The importance of your well-being as a caregiver

Your child’s safety starts with your own well-being. Balancing all of life’s responsibilities, including parenting children, can lead to feelings of frustration, stress and fatigue. If you are feeling overwhelmed, you are not alone, we all feel this from time to time.

But, practicing good self-care can help you safely care for your children. Dex Tuttle, injury prevention program manager at Children’s Minnesota, is here to help explain the importance of taking care of yourself and provide resources for you in your community.

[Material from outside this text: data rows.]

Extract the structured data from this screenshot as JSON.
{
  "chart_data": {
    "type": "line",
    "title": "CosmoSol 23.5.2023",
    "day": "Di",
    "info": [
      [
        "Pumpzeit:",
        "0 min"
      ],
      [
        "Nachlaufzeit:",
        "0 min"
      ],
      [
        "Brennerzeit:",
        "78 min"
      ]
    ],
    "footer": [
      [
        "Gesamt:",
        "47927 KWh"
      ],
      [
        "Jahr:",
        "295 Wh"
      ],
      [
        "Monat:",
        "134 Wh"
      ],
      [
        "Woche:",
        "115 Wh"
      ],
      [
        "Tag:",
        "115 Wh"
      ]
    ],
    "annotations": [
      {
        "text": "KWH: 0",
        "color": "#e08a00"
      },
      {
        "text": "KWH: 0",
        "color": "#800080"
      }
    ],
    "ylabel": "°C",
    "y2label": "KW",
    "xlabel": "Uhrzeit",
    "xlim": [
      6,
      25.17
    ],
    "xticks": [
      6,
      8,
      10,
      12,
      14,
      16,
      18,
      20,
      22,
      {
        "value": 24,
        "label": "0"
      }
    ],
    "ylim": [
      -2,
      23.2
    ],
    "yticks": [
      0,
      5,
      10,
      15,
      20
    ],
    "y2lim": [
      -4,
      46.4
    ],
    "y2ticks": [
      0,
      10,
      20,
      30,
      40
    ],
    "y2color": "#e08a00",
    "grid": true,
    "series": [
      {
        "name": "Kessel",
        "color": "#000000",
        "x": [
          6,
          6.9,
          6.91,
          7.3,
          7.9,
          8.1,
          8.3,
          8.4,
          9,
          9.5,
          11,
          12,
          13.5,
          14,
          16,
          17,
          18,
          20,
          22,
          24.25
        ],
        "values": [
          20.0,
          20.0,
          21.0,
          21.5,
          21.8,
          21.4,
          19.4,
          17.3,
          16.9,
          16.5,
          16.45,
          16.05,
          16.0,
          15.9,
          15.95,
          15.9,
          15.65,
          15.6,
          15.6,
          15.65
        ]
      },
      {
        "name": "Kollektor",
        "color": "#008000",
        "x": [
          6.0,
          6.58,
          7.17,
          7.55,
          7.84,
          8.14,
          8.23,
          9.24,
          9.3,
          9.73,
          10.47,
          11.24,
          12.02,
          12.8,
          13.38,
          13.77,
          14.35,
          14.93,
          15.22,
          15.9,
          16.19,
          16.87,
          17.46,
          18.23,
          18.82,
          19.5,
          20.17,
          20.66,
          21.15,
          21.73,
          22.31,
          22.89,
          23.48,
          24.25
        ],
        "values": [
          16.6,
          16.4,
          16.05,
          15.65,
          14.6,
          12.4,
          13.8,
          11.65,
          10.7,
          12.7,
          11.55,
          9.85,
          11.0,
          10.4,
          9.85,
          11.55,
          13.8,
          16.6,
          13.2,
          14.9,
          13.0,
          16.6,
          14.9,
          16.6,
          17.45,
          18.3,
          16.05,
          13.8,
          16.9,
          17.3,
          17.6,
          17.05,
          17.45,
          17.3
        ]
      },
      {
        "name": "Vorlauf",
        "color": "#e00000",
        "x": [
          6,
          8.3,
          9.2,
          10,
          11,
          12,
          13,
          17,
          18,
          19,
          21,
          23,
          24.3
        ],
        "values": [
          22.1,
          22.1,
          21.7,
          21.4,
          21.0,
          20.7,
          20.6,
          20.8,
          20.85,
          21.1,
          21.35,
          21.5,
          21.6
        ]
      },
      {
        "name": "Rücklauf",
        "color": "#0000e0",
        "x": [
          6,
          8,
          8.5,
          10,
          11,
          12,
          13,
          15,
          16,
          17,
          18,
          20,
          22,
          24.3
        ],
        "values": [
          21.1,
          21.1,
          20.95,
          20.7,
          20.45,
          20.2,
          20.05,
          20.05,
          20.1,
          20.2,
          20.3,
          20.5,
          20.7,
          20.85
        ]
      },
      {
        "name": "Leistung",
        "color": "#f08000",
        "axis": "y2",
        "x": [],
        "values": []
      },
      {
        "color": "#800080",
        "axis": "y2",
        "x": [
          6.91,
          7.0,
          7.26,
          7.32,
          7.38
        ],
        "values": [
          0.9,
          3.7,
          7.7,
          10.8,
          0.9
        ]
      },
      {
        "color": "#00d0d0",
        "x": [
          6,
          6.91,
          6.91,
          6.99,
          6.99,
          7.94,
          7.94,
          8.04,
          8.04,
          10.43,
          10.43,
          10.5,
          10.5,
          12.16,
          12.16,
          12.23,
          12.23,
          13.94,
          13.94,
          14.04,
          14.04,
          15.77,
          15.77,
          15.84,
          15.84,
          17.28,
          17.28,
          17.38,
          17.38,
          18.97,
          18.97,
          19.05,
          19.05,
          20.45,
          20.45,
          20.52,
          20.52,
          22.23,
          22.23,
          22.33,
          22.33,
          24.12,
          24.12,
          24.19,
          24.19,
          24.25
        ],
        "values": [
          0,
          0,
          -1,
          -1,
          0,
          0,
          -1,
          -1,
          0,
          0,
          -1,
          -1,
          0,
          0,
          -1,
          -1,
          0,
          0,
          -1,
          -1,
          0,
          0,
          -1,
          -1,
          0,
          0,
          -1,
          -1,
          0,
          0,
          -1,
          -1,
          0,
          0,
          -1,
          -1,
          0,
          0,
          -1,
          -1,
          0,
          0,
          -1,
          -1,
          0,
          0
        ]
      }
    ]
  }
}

Self-care can be small things such as talking to a friend or loved one. It can also include exercising or journaling. We often feel like there isn’t time for self-care, however those are usually the times we need it the most.

Other ways to take care of your well-being as a caregiver:

  • Listening to your favorite music
  • Taking deep breaths
  • Finding community groups
  • Seeking out professional help from a therapist, doctor or counselor.

Community resources

  • Help Me Connect. This is a supportive service to help families with children between birth and 8 years identify and access services to support healthy child development and family well-being.
  • Minnesota’s Parent Support Outreach Program. This program is a voluntary, early intervention program that helps identify strengths and needs to enhance the well-being of children and families. It is available through all Minnesota counties as well as White Earth and Leech Lake reservations.
  • Children and youth with special health needs. Additional supportive services can be identified through the “children and youth with special health needs” section of the Minnesota Department of Health website.

Level I pediatric trauma care center

As a Level I pediatric trauma care center, we at Children’s Minnesota have an obligation to our community to ensure families are equipped with necessary information to keep their children free from injury. And caring for yourself is just one way to help reduce injuries in kids.